As the next edition of the United Nations Climate Change Conference (COP27, to be held in Sharm Al Sheik, Egypt, on November 6-18) approaches, the Mo Ibrahim Foundation’s founder and chair, Mo Ibrahim, participated in three events dedicated to discussing global issues such as the energy transition and climate justice, and the impact of current political and diplomatic instabilities across the globe.
Athens Democracy Forum
On 28 September, Mo attended and participated in the opening panel of the Athens Democracy Forum with the former prime minister of Tunisia, Mehdi Jomaa, writer and academic Yascha Mounk, and novelist and political thinker Ece Temelkuran.
The panel discussed the current state of democracy, with Mo pointing out that Africa is entitled to its own decisions and doesn't have to look to the West as a model of effective democracy.

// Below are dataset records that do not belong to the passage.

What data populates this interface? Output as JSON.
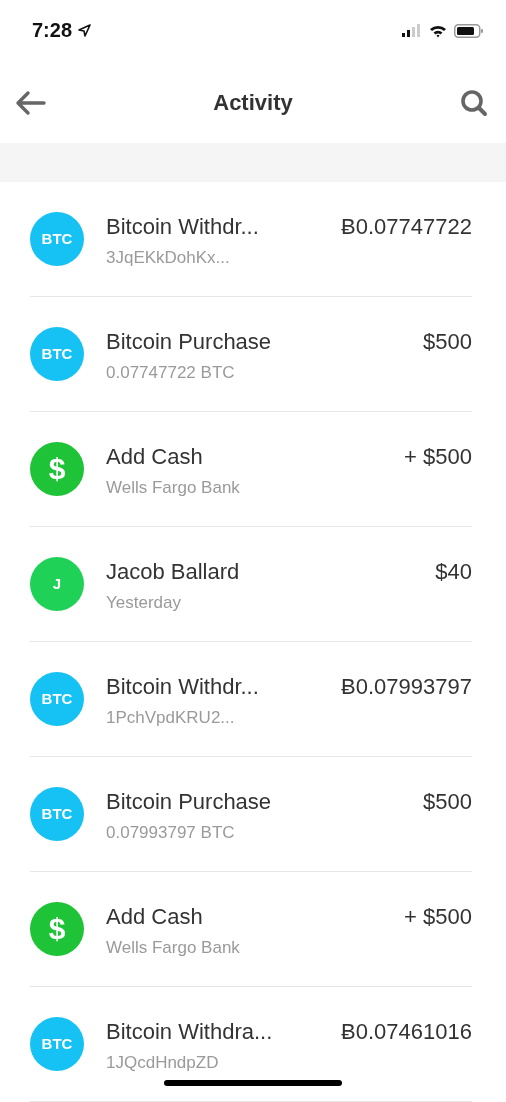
{
  "status_bar": {
    "time": "7:28"
  },
  "nav": {
    "title": "Activity"
  },
  "transactions": [
    {
      "avatar": "BTC",
      "color": "#16c2f3",
      "title": "Bitcoin Withdr...",
      "subtitle": "3JqEKkDohKx...",
      "amount": "Ƀ0.07747722"
    },
    {
      "avatar": "BTC",
      "color": "#16c2f3",
      "title": "Bitcoin Purchase",
      "subtitle": "0.07747722 BTC",
      "amount": "$500"
    },
    {
      "avatar": "$",
      "color": "#1ec337",
      "title": "Add Cash",
      "subtitle": "Wells Fargo Bank",
      "amount": "+ $500"
    },
    {
      "avatar": "J",
      "color": "#1fd257",
      "title": "Jacob Ballard",
      "subtitle": "Yesterday",
      "amount": "$40"
    },
    {
      "avatar": "BTC",
      "color": "#16c2f3",
      "title": "Bitcoin Withdr...",
      "subtitle": "1PchVpdKRU2...",
      "amount": "Ƀ0.07993797"
    },
    {
      "avatar": "BTC",
      "color": "#16c2f3",
      "title": "Bitcoin Purchase",
      "subtitle": "0.07993797 BTC",
      "amount": "$500"
    },
    {
      "avatar": "$",
      "color": "#1ec337",
      "title": "Add Cash",
      "subtitle": "Wells Fargo Bank",
      "amount": "+ $500"
    },
    {
      "avatar": "BTC",
      "color": "#16c2f3",
      "title": "Bitcoin Withdra...",
      "subtitle": "1JQcdHndpZD",
      "amount": "Ƀ0.07461016"
    }
  ]
}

Watch Mo in the opening panel:
On 3 October, Mo attended Reuters Impact and joined the Panel 'The Pursuit of Environmental Justice and Business's Role' along with the CEO of Africa Finance Corporation, Samaila Zubairu, and the chair of Quality of Life Foundation, Saide Morgan.
In the conversation, Mo made Africa's case for self-determination regarding its energy choices and, in particular, the need to reverse the banning of funding for natural gas projects decided in the COP26 in 2021.
He highlighted that 600 million people in Africa don't have access to electricity, and that natural gas projects will be essential if Africa is to have any hope of bridging this energy gap and accelerating future development.
Without power, you have no education, you have no jobs, you have nothing.
Watch the session:
Economist Impact Sustainability Week
Mo Ibrahim was one of the speakers at the Economist Impact Sustainability Week dedicated to COP27.
Mo's presentation's theme was 'How can good governance fight climate change in Africa?', in which he discussed the impact of how sound leadership can guide African countries to a climate-resilient future. During his keynote, Mo highlighted the shortcomings of the current multilateral system, in which Africa and much of the Global South are not equally represented, suggesting that good global governance was a prerequisite to good governance in Africa.
He went on to highlight Africa’s immense potential, with 30% of the world’s mineral reserves and huge untapped renewable energy resources, noting the considerable opportunity the green economy presents on the continent provided good governance practices are implemented.
The green economy shouldn't be a punishment but an immense opportunity for Africa.